The classification function should be a pure function with no dependencies — just takes AudioQualityResult + VideoQualityResult + durationSeconds and returns AVQualityClassification. This makes it trivially testable and usable in any context (server action, API route, batch script).


Future Refinements

These thresholds are calibrated against 28 clips from one VRT production (webcam recordings, self-recorded by respondents). They should be validated against:

  1. Professional studio recordings — may need a stricter "good" range
  2. Mobile recordings — phones have different microphone characteristics
  3. Multi-speaker scenarios — not currently handled
  4. More respondents — 10 is a small sample; some thresholds may shift with more data

As more production data flows through the pipeline, the thresholds can be refined. The classification function should be easy to update — it's just constants.

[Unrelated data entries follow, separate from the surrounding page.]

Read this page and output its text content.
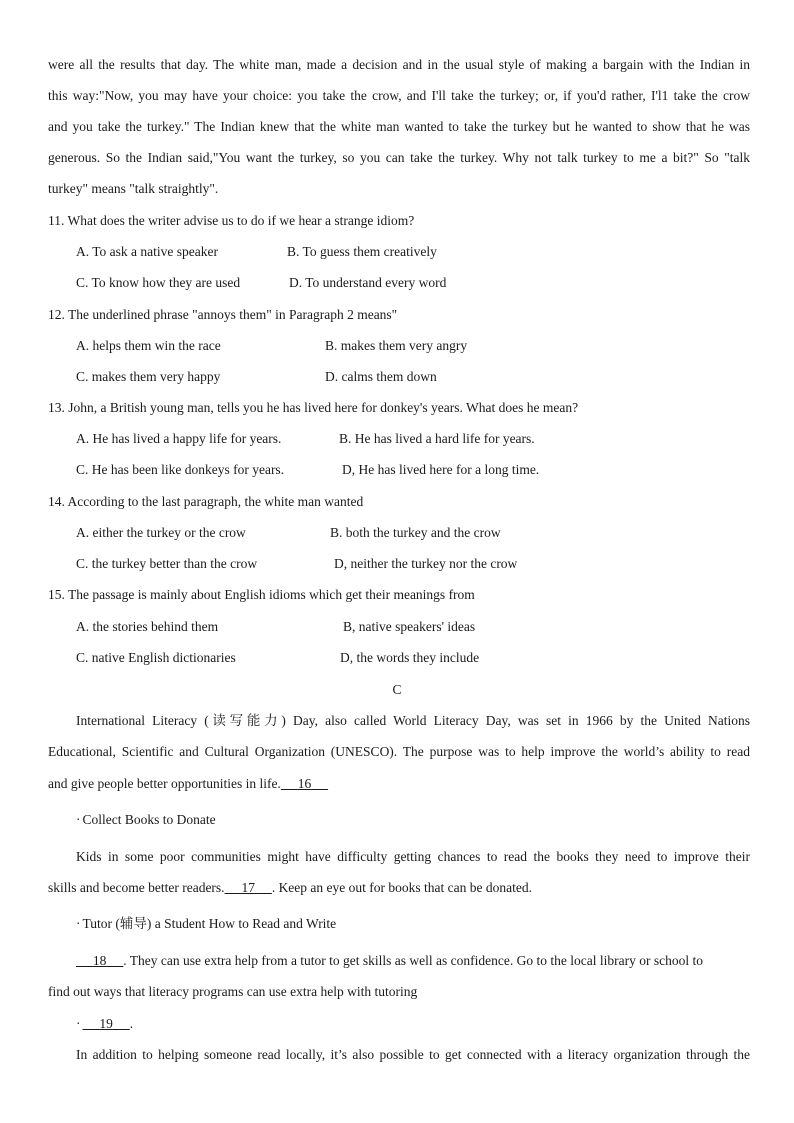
were all the results that day. The white man, made a decision and in the usual style of making a bargain with the Indian in
this way:"Now, you may have your choice: you take the crow, and I'll take the turkey; or, if you'd rather, I'l1 take the crow
and you take the turkey." The Indian knew that the white man wanted to take the turkey but he wanted to show that he was
generous. So the Indian said,"You want the turkey, so you can take the turkey. Why not talk turkey to me a bit?" So "talk
turkey" means "talk straightly".
11. What does the writer advise us to do if we hear a strange idiom?
A. To ask a native speaker	B. To guess them creatively
C. To know how they are used	D. To understand every word
12. The underlined phrase "annoys them" in Paragraph 2 means"
A. helps them win the race	B. makes them very angry
C. makes them very happy	D. calms them down
13. John, a British young man, tells you he has lived here for donkey's years. What does he mean?
A. He has lived a happy life for years.	B. He has lived a hard life for years.
C. He has been like donkeys for years.	D, He has lived here for a long time.
14. According to the last paragraph, the white man wanted
A. either the turkey or the crow	B. both the turkey and the crow
C. the turkey better than the crow	D, neither the turkey nor the crow
15. The passage is mainly about English idioms which get their meanings from
A. the stories behind them	B, native speakers' ideas
C. native English dictionaries	D, the words they include
C
International Literacy (读写能力) Day, also called World Literacy Day, was set in 1966 by the United Nations
Educational, Scientific and Cultural Organization (UNESCO). The purpose was to help improve the world’s ability to read
and give people better opportunities in life. 16
· Collect Books to Donate
Kids in some poor communities might have difficulty getting chances to read the books they need to improve their
skills and become better readers. 17 . Keep an eye out for books that can be donated.
· Tutor (辅导) a Student How to Read and Write
18 . They can use extra help from a tutor to get skills as well as confidence. Go to the local library or school to
find out ways that literacy programs can use extra help with tutoring
· 19 .
In addition to helping someone read locally, it’s also possible to get connected with a literacy organization through the
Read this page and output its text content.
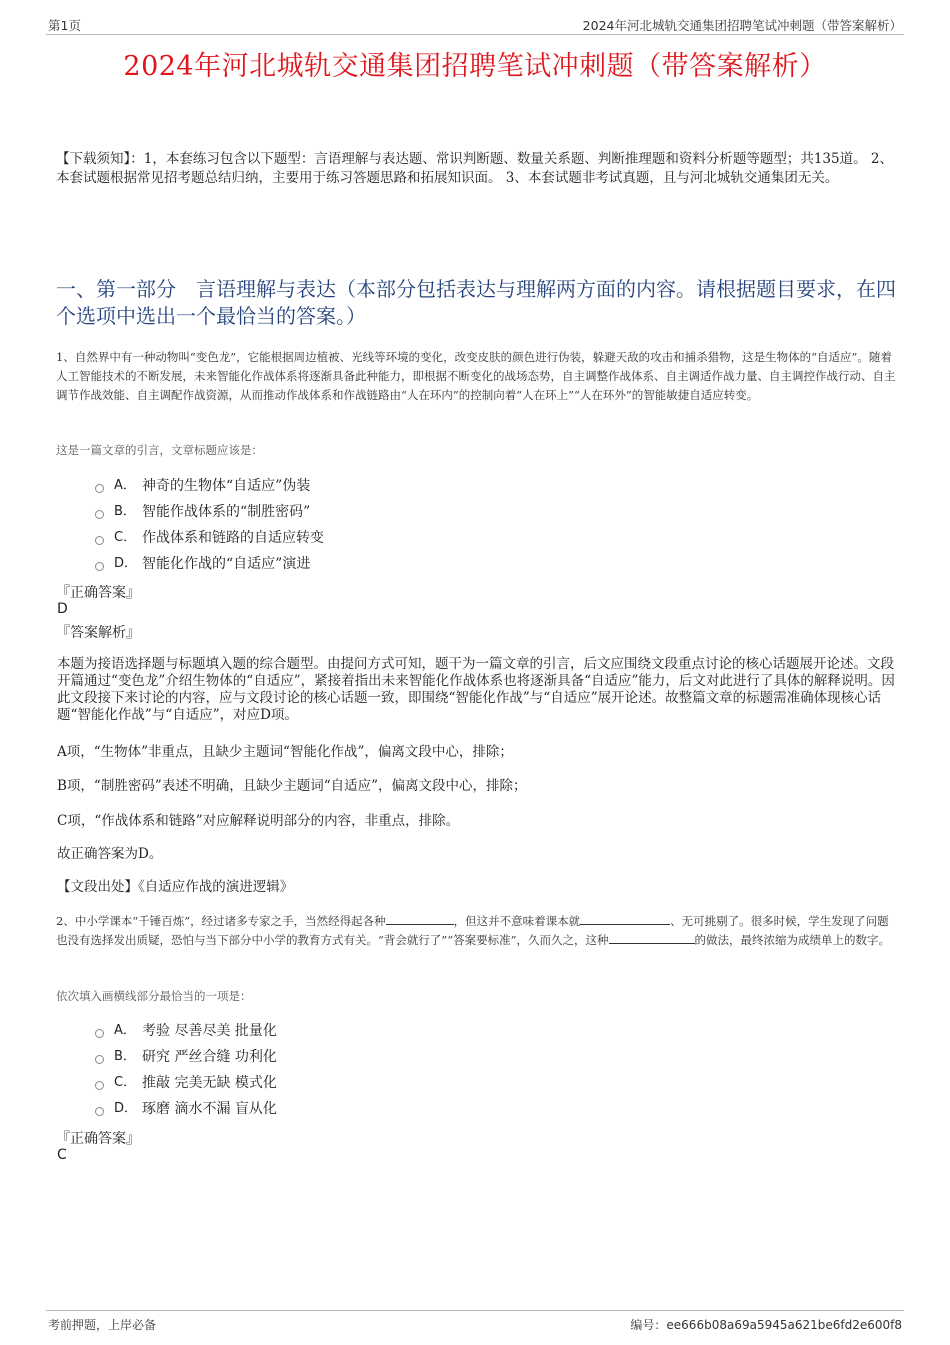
第1页	2024年河北城轨交通集团招聘笔试冲刺题（带答案解析）
2024年河北城轨交通集团招聘笔试冲刺题（带答案解析）
【下载须知】：1，本套练习包含以下题型：言语理解与表达题、常识判断题、数量关系题、判断推理题和资料分析题等题型；共135道。 2、本套试题根据常见招考题总结归纳，主要用于练习答题思路和拓展知识面。 3、本套试题非考试真题，且与河北城轨交通集团无关。
一、第一部分　言语理解与表达（本部分包括表达与理解两方面的内容。请根据题目要求，在四个选项中选出一个最恰当的答案。）
1、自然界中有一种动物叫“变色龙”，它能根据周边植被、光线等环境的变化，改变皮肤的颜色进行伪装，躲避天敌的攻击和捕杀猎物，这是生物体的“自适应”。随着人工智能技术的不断发展，未来智能化作战体系将逐渐具备此种能力，即根据不断变化的战场态势，自主调整作战体系、自主调适作战力量、自主调控作战行动、自主调节作战效能、自主调配作战资源，从而推动作战体系和作战链路由“人在环内”的控制向着“人在环上”“人在环外”的智能敏捷自适应转变。
这是一篇文章的引言，文章标题应该是：
A． 神奇的生物体“自适应”伪装
B． 智能作战体系的“制胜密码”
C． 作战体系和链路的自适应转变
D． 智能化作战的“自适应”演进
『正确答案』
D
『答案解析』
本题为接语选择题与标题填入题的综合题型。由提问方式可知，题干为一篇文章的引言，后文应围绕文段重点讨论的核心话题展开论述。文段开篇通过“变色龙”介绍生物体的“自适应”，紧接着指出未来智能化作战体系也将逐渐具备“自适应”能力，后文对此进行了具体的解释说明。因此文段接下来讨论的内容，应与文段讨论的核心话题一致，即围绕“智能化作战”与“自适应”展开论述。故整篇文章的标题需准确体现核心话题“智能化作战”与“自适应”，对应D项。
A项，“生物体”非重点，且缺少主题词“智能化作战”，偏离文段中心，排除；
B项，“制胜密码”表述不明确，且缺少主题词“自适应”，偏离文段中心，排除；
C项，“作战体系和链路”对应解释说明部分的内容，非重点，排除。
故正确答案为D。
【文段出处】《自适应作战的演进逻辑》
2、中小学课本“千锤百炼”，经过诸多专家之手，当然经得起各种	，但这并不意味着课本就	、无可挑剔了。很多时候，学生发现了问题也没有选择发出质疑，恐怕与当下部分中小学的教育方式有关。“背会就行了”“答案要标准”，久而久之，这种	的做法，最终浓缩为成绩单上的数字。
依次填入画横线部分最恰当的一项是：
A． 考验 尽善尽美 批量化
B． 研究 严丝合缝 功利化
C． 推敲 完美无缺 模式化
D． 琢磨 滴水不漏 盲从化
『正确答案』
C
考前押题，上岸必备	编号：ee666b08a69a5945a621be6fd2e600f8
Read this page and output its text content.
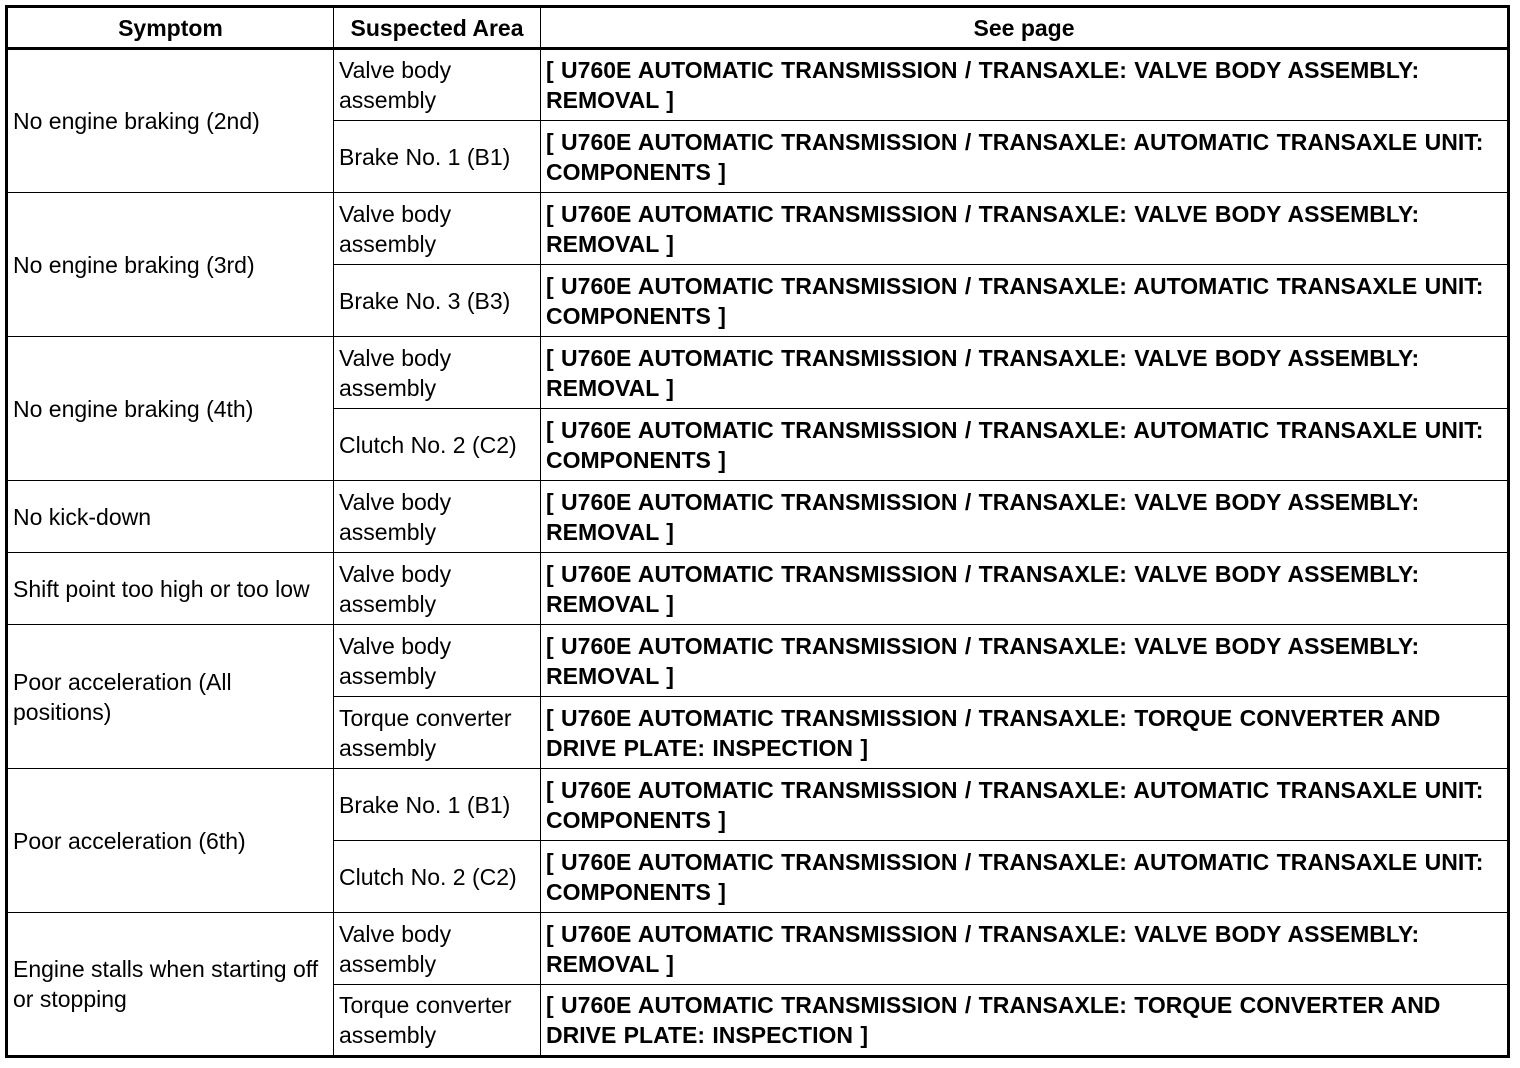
Symptom	Suspected Area	See page
No engine braking (2nd)	Valve body assembly	[ U760E AUTOMATIC TRANSMISSION / TRANSAXLE: VALVE BODY ASSEMBLY: REMOVAL ]
	Brake No. 1 (B1)	[ U760E AUTOMATIC TRANSMISSION / TRANSAXLE: AUTOMATIC TRANSAXLE UNIT: COMPONENTS ]
No engine braking (3rd)	Valve body assembly	[ U760E AUTOMATIC TRANSMISSION / TRANSAXLE: VALVE BODY ASSEMBLY: REMOVAL ]
	Brake No. 3 (B3)	[ U760E AUTOMATIC TRANSMISSION / TRANSAXLE: AUTOMATIC TRANSAXLE UNIT: COMPONENTS ]
No engine braking (4th)	Valve body assembly	[ U760E AUTOMATIC TRANSMISSION / TRANSAXLE: VALVE BODY ASSEMBLY: REMOVAL ]
	Clutch No. 2 (C2)	[ U760E AUTOMATIC TRANSMISSION / TRANSAXLE: AUTOMATIC TRANSAXLE UNIT: COMPONENTS ]
No kick-down	Valve body assembly	[ U760E AUTOMATIC TRANSMISSION / TRANSAXLE: VALVE BODY ASSEMBLY: REMOVAL ]
Shift point too high or too low	Valve body assembly	[ U760E AUTOMATIC TRANSMISSION / TRANSAXLE: VALVE BODY ASSEMBLY: REMOVAL ]
Poor acceleration (All positions)	Valve body assembly	[ U760E AUTOMATIC TRANSMISSION / TRANSAXLE: VALVE BODY ASSEMBLY: REMOVAL ]
	Torque converter assembly	[ U760E AUTOMATIC TRANSMISSION / TRANSAXLE: TORQUE CONVERTER AND DRIVE PLATE: INSPECTION ]
Poor acceleration (6th)	Brake No. 1 (B1)	[ U760E AUTOMATIC TRANSMISSION / TRANSAXLE: AUTOMATIC TRANSAXLE UNIT: COMPONENTS ]
	Clutch No. 2 (C2)	[ U760E AUTOMATIC TRANSMISSION / TRANSAXLE: AUTOMATIC TRANSAXLE UNIT: COMPONENTS ]
Engine stalls when starting off or stopping	Valve body assembly	[ U760E AUTOMATIC TRANSMISSION / TRANSAXLE: VALVE BODY ASSEMBLY: REMOVAL ]
	Torque converter assembly	[ U760E AUTOMATIC TRANSMISSION / TRANSAXLE: TORQUE CONVERTER AND DRIVE PLATE: INSPECTION ]
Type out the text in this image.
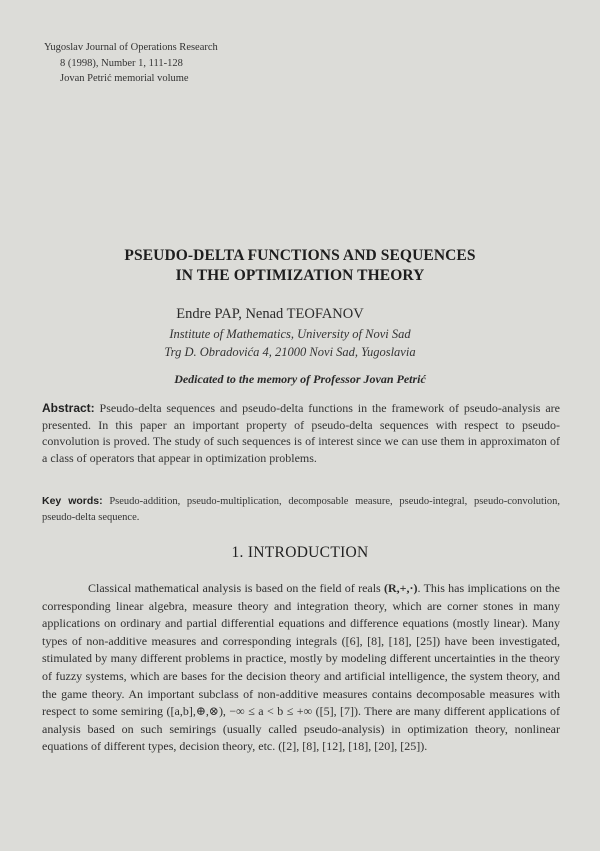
Yugoslav Journal of Operations Research
8 (1998), Number 1, 111-128
Jovan Petrić memorial volume
PSEUDO-DELTA FUNCTIONS AND SEQUENCES
IN THE OPTIMIZATION THEORY
Endre PAP, Nenad TEOFANOV
Institute of Mathematics, University of Novi Sad
Trg D. Obradovića 4, 21000 Novi Sad, Yugoslavia
Dedicated to the memory of Professor Jovan Petrić
Abstract: Pseudo-delta sequences and pseudo-delta functions in the framework of pseudo-analysis are presented. In this paper an important property of pseudo-delta sequences with respect to pseudo-convolution is proved. The study of such sequences is of interest since we can use them in approximaton of a class of operators that appear in optimization problems.
Key words: Pseudo-addition, pseudo-multiplication, decomposable measure, pseudo-integral, pseudo-convolution, pseudo-delta sequence.
1. INTRODUCTION
Classical mathematical analysis is based on the field of reals (R,+,·). This has implications on the corresponding linear algebra, measure theory and integration theory, which are corner stones in many applications on ordinary and partial differential equations and difference equations (mostly linear). Many types of non-additive measures and corresponding integrals ([6], [8], [18], [25]) have been investigated, stimulated by many different problems in practice, mostly by modeling different uncertainties in the theory of fuzzy systems, which are bases for the decision theory and artificial intelligence, the system theory, and the game theory. An important subclass of non-additive measures contains decomposable measures with respect to some semiring ([a,b],⊕,⊗), −∞ ≤ a < b ≤ +∞ ([5], [7]). There are many different applications of analysis based on such semirings (usually called pseudo-analysis) in optimization theory, nonlinear equations of different types, decision theory, etc. ([2], [8], [12], [18], [20], [25]).
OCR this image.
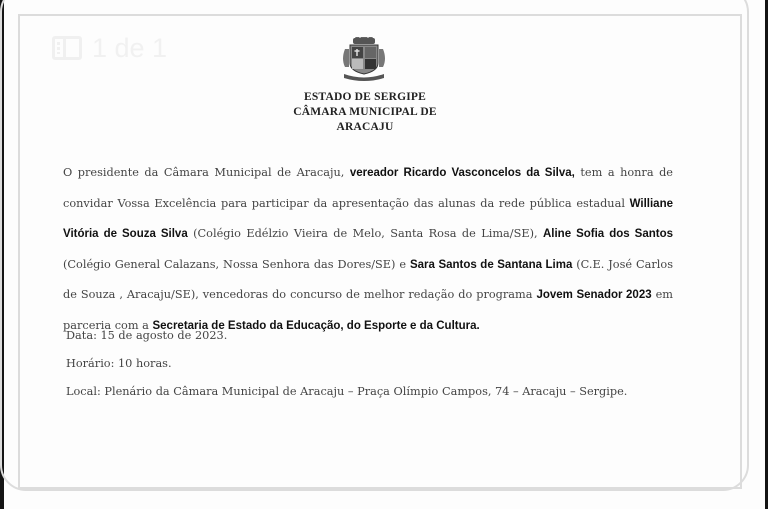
1 de 1
ESTADO DE SERGIPE
CÂMARA MUNICIPAL DE
ARACAJU
O presidente da Câmara Municipal de Aracaju, vereador Ricardo Vasconcelos da Silva, tem a honra de convidar Vossa Excelência para participar da apresentação das alunas da rede pública estadual Williane Vitória de Souza Silva (Colégio Edélzio Vieira de Melo, Santa Rosa de Lima/SE), Aline Sofia dos Santos (Colégio General Calazans, Nossa Senhora das Dores/SE) e Sara Santos de Santana Lima (C.E. José Carlos de Souza , Aracaju/SE), vencedoras do concurso de melhor redação do programa Jovem Senador 2023 em parceria com a Secretaria de Estado da Educação, do Esporte e da Cultura.
Data: 15 de agosto de 2023.
Horário: 10 horas.
Local: Plenário da Câmara Municipal de Aracaju – Praça Olímpio Campos, 74 – Aracaju – Sergipe.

The most impactful next step would be to compute and store the >-30 LUFS "clearly audible" ratio directly in the video-processor, rather than approximating it from the existing metrics. This is already implemented. clearlyAudibleRatio is computed and returned by detectAudioQualityFromFile() in apps/video-processor/src/operations/audio-quality.ts (alongside speechPresenceRatio). The AudioQualityResult type includes this field.

The remaining next step is to implement the classifyAVQuality() function in @repo/video and connect it to admin UI display and content intelligence consumers.